NEW YORK – With rank-and-file players beyond those on the National Basketball Players Association’s executive council attending, the negotiating session Tuesday of a new NBA collective bargaining agreement was living up to its billing as the most critical one yet.
In addition to the union officers – along with all the other owners, lawyers, NBPA executive director Billy Hunter and staffers in the room at a midtown Manhattan hotel – at least four players attended the talks. Tony Parker of the San Antonio Spurs, Arron Afflalo of the Denver Nuggets and the Atlanta Hawks’ Al Horford and Zaza Pachulia showed up for the session.

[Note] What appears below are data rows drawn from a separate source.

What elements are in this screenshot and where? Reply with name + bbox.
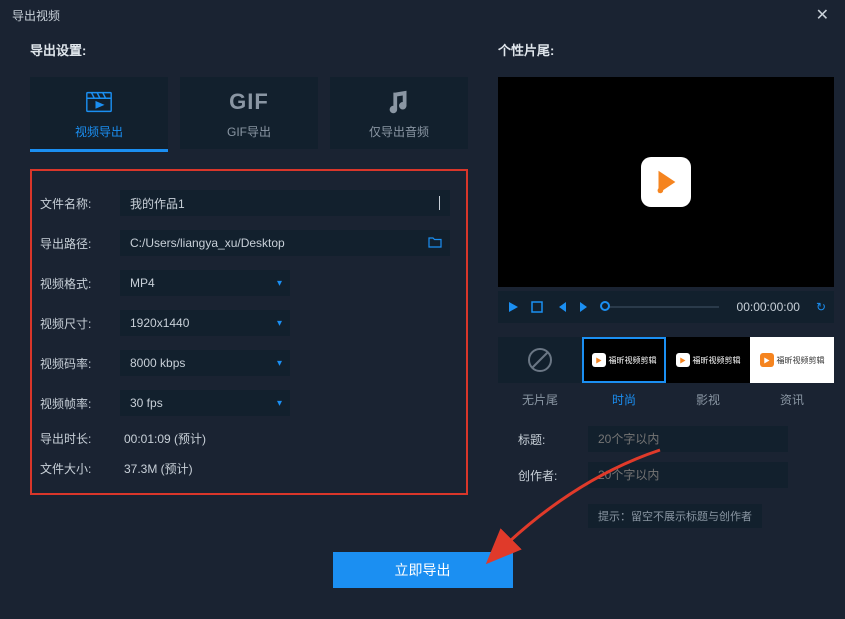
tail-label-none: 无片尾 xyxy=(498,391,582,408)
thumb-brand-text: 福昕视频剪辑 xyxy=(777,355,825,366)
tail-label-fashion: 时尚 xyxy=(582,391,666,408)
filesize-value: 37.3M (预计) xyxy=(120,460,193,477)
preview-player xyxy=(498,77,834,287)
title-input-wrap[interactable] xyxy=(588,426,788,452)
path-label: 导出路径: xyxy=(40,235,120,252)
size-value: 1920x1440 xyxy=(130,316,189,330)
duration-value: 00:01:09 (预计) xyxy=(120,430,206,447)
prev-icon[interactable] xyxy=(554,300,568,314)
tab-audio-label: 仅导出音频 xyxy=(369,123,429,140)
tail-heading: 个性片尾: xyxy=(498,40,834,59)
close-icon[interactable]: ✕ xyxy=(812,5,833,25)
export-settings-heading: 导出设置: xyxy=(30,40,468,59)
tab-gif-export[interactable]: GIF GIF导出 xyxy=(180,77,318,149)
filename-input-wrap[interactable] xyxy=(120,190,450,216)
thumb-brand-text: 福昕视频剪辑 xyxy=(693,355,741,366)
play-icon[interactable] xyxy=(506,300,520,314)
chevron-down-icon: ▾ xyxy=(277,318,282,329)
duration-label: 导出时长: xyxy=(40,430,120,447)
export-button[interactable]: 立即导出 xyxy=(333,552,513,588)
creator-input-wrap[interactable] xyxy=(588,462,788,488)
format-select[interactable]: MP4 ▾ xyxy=(120,270,290,296)
title-input[interactable] xyxy=(598,432,778,446)
tab-video-export[interactable]: 视频导出 xyxy=(30,77,168,149)
tail-option-fashion[interactable]: 福昕视频剪辑 xyxy=(582,337,666,383)
chevron-down-icon: ▾ xyxy=(277,358,282,369)
thumb-brand-text: 福昕视频剪辑 xyxy=(609,355,657,366)
gif-icon: GIF xyxy=(229,87,269,117)
chevron-down-icon: ▾ xyxy=(277,398,282,409)
stop-icon[interactable] xyxy=(530,300,544,314)
format-label: 视频格式: xyxy=(40,275,120,292)
format-value: MP4 xyxy=(130,276,155,290)
seek-track[interactable] xyxy=(602,306,719,308)
filename-input[interactable] xyxy=(130,196,438,210)
timecode: 00:00:00:00 xyxy=(737,300,800,314)
fps-select[interactable]: 30 fps ▾ xyxy=(120,390,290,416)
fps-label: 视频帧率: xyxy=(40,395,120,412)
tab-underline xyxy=(30,149,168,152)
bitrate-label: 视频码率: xyxy=(40,355,120,372)
tail-option-movie[interactable]: 福昕视频剪辑 xyxy=(666,337,750,383)
music-note-icon xyxy=(384,87,414,117)
bitrate-select[interactable]: 8000 kbps ▾ xyxy=(120,350,290,376)
tab-video-label: 视频导出 xyxy=(75,123,123,140)
loop-icon[interactable]: ↻ xyxy=(816,300,826,314)
clapperboard-icon xyxy=(84,87,114,117)
filesize-label: 文件大小: xyxy=(40,460,120,477)
path-input-wrap[interactable] xyxy=(120,230,450,256)
playbar: 00:00:00:00 ↻ xyxy=(498,291,834,323)
size-select[interactable]: 1920x1440 ▾ xyxy=(120,310,290,336)
bitrate-value: 8000 kbps xyxy=(130,356,185,370)
creator-input[interactable] xyxy=(598,468,778,482)
tail-option-none[interactable] xyxy=(498,337,582,383)
settings-highlight-box: 文件名称: 导出路径: 视频格式: MP4 ▾ xyxy=(30,169,468,495)
title-label: 标题: xyxy=(518,431,588,448)
tab-gif-label: GIF导出 xyxy=(227,123,271,140)
window-title: 导出视频 xyxy=(12,7,812,24)
path-input[interactable] xyxy=(130,236,440,250)
filename-label: 文件名称: xyxy=(40,195,120,212)
fps-value: 30 fps xyxy=(130,396,163,410)
tail-label-movie: 影视 xyxy=(666,391,750,408)
chevron-down-icon: ▾ xyxy=(277,278,282,289)
size-label: 视频尺寸: xyxy=(40,315,120,332)
next-icon[interactable] xyxy=(578,300,592,314)
folder-icon[interactable] xyxy=(428,236,442,251)
tail-label-news: 资讯 xyxy=(750,391,834,408)
preview-brand-logo xyxy=(641,157,691,207)
tail-option-news[interactable]: 福昕视频剪辑 xyxy=(750,337,834,383)
creator-label: 创作者: xyxy=(518,467,588,484)
seek-handle[interactable] xyxy=(600,301,610,311)
hint-text: 提示：留空不展示标题与创作者 xyxy=(588,504,762,528)
tab-audio-export[interactable]: 仅导出音频 xyxy=(330,77,468,149)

Beginning at 11 a.m. EDT, this meeting has been portrayed by NBA commissioner David Stern as pivotal in the two sides’ ability to get a deal before the June 30 expiration of the current CBA. At their last meeting, on Friday, the owners made what they considered to be a significant concession by dropping their fight against guaranteed contracts. Stern said he and the owners expected a counterproposal from the union on par with that.
This is a hectic week for the NBA, with the annual June draft set for Thursday night in Newark, just across the Hudson River from labor talks that – if they aren’t fruitful – could delay those rookies’ debuts for an indefinite period of time. The league canceled the Las Vegas Summer League Friday and similar events and business could fall victim to the “rolling horizon” if talks drag on.

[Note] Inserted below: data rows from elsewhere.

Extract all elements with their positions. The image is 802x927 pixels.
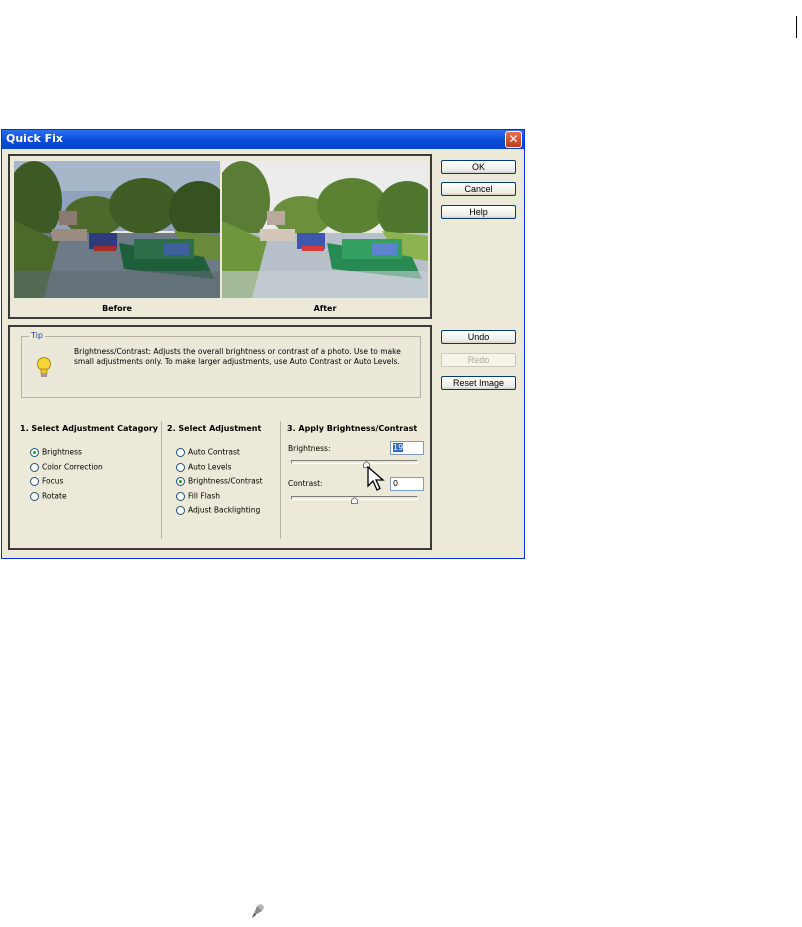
preview-panel: Before After — [8, 154, 432, 319]
reset-image-button[interactable]: Reset Image — [441, 376, 516, 390]
radio-label: Brightness — [42, 447, 82, 457]
radio-color-correction[interactable]: Color Correction — [30, 462, 103, 474]
radio-icon[interactable] — [176, 447, 185, 457]
radio-icon[interactable] — [30, 462, 39, 472]
radio-label: Rotate — [42, 491, 67, 501]
contrast-input[interactable]: 0 — [390, 477, 424, 491]
brightness-label: Brightness: — [288, 444, 331, 453]
lightbulb-icon — [36, 357, 52, 383]
contrast-slider-thumb[interactable] — [351, 497, 358, 504]
radio-label: Auto Levels — [188, 462, 232, 472]
adjustment-heading: 2. Select Adjustment — [167, 424, 262, 433]
radio-auto-contrast[interactable]: Auto Contrast — [176, 447, 240, 459]
radio-focus[interactable]: Focus — [30, 476, 63, 488]
undo-button[interactable]: Undo — [441, 330, 516, 344]
column-separator — [280, 421, 281, 539]
radio-icon[interactable] — [176, 491, 185, 501]
before-label: Before — [102, 304, 132, 313]
radio-label: Brightness/Contrast — [188, 476, 263, 486]
brightness-value: 19 — [393, 443, 404, 452]
brightness-input[interactable]: 19 — [390, 441, 424, 455]
radio-auto-levels[interactable]: Auto Levels — [176, 462, 232, 474]
after-photo — [222, 161, 428, 298]
radio-label: Auto Contrast — [188, 447, 240, 457]
apply-heading: 3. Apply Brightness/Contrast — [287, 424, 418, 433]
tip-box: Tip Brightness/Contrast: Adjusts the ove… — [21, 331, 421, 398]
radio-label: Adjust Backlighting — [188, 505, 261, 515]
radio-adjust-backlighting[interactable]: Adjust Backlighting — [176, 505, 260, 517]
page-edge-marker — [796, 16, 797, 38]
adjustment-panel: Tip Brightness/Contrast: Adjusts the ove… — [8, 325, 432, 550]
after-label: After — [313, 304, 337, 313]
column-separator — [161, 421, 162, 539]
pen-tool-icon — [252, 904, 264, 918]
title-bar[interactable]: Quick Fix ✕ — [2, 130, 524, 149]
category-heading: 1. Select Adjustment Catagory — [20, 424, 158, 433]
cancel-button[interactable]: Cancel — [441, 182, 516, 196]
radio-rotate[interactable]: Rotate — [30, 491, 67, 503]
brightness-slider[interactable] — [291, 460, 418, 464]
redo-button[interactable]: Redo — [441, 353, 516, 367]
help-button[interactable]: Help — [441, 205, 516, 219]
radio-icon[interactable] — [30, 491, 39, 501]
window-title: Quick Fix — [6, 132, 63, 145]
close-icon[interactable]: ✕ — [505, 131, 522, 148]
contrast-label: Contrast: — [288, 479, 323, 488]
radio-label: Focus — [42, 476, 64, 486]
radio-brightness[interactable]: Brightness — [30, 447, 82, 459]
ok-button[interactable]: OK — [441, 160, 516, 174]
radio-icon[interactable] — [176, 476, 185, 486]
radio-icon[interactable] — [30, 447, 39, 457]
radio-icon[interactable] — [30, 476, 39, 486]
quick-fix-dialog: Quick Fix ✕ Before After OK Cancel Help … — [1, 129, 525, 559]
radio-label: Fill Flash — [188, 491, 221, 501]
radio-label: Color Correction — [42, 462, 103, 472]
radio-brightness-contrast[interactable]: Brightness/Contrast — [176, 476, 263, 488]
radio-fill-flash[interactable]: Fill Flash — [176, 491, 220, 503]
tip-label: Tip — [29, 331, 45, 340]
arrow-cursor-icon — [367, 466, 385, 491]
before-photo — [14, 161, 220, 298]
contrast-value: 0 — [393, 479, 399, 488]
radio-icon[interactable] — [176, 462, 185, 472]
radio-icon[interactable] — [176, 505, 185, 515]
tip-text: Brightness/Contrast: Adjusts the overall… — [74, 347, 401, 366]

The two sides remain far apart on a variety of issues covering both the split of NBA revenues and the system under which they conduct business. The owners have been seeking a hard salary cap similar to that used in the NFL and the NHL, a reduction in contract lengths and a more favorable cut of revenues, currently a 57-to-43 percent split favoring the players.
The union has balked at demands that would slash total player compensation by about $750 million from its current $2.1 billion. It so far has refused the concept of a hard cap. And it feels that the owners’ financial problems – 22 of the league’s 30 teams allegedly are losing money – can be addressed in part by enhanced revenue sharing, lessening the burden on the players.

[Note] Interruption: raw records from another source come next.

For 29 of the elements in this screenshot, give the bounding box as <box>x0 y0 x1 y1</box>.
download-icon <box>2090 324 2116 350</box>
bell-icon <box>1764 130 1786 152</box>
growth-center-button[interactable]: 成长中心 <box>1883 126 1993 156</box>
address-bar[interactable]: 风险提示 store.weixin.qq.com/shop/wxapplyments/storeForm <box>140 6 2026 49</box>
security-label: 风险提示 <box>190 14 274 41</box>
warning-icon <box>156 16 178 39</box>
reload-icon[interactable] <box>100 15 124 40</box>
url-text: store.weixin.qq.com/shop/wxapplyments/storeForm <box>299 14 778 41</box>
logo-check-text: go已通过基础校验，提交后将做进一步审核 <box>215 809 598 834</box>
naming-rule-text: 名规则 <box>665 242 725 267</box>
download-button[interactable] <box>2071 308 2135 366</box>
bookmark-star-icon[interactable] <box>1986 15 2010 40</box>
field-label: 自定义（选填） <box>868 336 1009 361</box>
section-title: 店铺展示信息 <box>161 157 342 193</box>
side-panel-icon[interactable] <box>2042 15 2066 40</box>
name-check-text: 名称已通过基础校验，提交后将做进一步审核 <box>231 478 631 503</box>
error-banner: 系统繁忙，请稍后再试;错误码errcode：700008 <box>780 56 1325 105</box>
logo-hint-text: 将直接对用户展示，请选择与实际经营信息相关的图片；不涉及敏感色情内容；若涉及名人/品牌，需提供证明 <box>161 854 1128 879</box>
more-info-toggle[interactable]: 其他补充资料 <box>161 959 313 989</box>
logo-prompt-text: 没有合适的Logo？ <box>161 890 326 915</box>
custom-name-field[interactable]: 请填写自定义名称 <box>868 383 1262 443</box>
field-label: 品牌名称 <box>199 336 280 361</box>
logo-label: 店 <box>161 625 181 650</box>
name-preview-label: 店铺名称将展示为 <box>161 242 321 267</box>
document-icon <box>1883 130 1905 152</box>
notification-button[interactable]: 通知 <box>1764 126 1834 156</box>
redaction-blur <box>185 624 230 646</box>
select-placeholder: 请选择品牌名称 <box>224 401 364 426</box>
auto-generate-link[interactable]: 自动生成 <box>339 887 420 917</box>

The best news for fans, under this mostly gloomy cloud, is that the sides seem committed to the face-to-face sessions. Stern indicated last week that talks might continue daily, with union reps scheduled to be in New York Thursday anyway. Come Friday, they’ll be one week away from a potential lockout, which could quicken the pace further.
“We’ve even been known to work weekends around here,” Stern had said. “It’s not called for yet, but everyone is flexible.”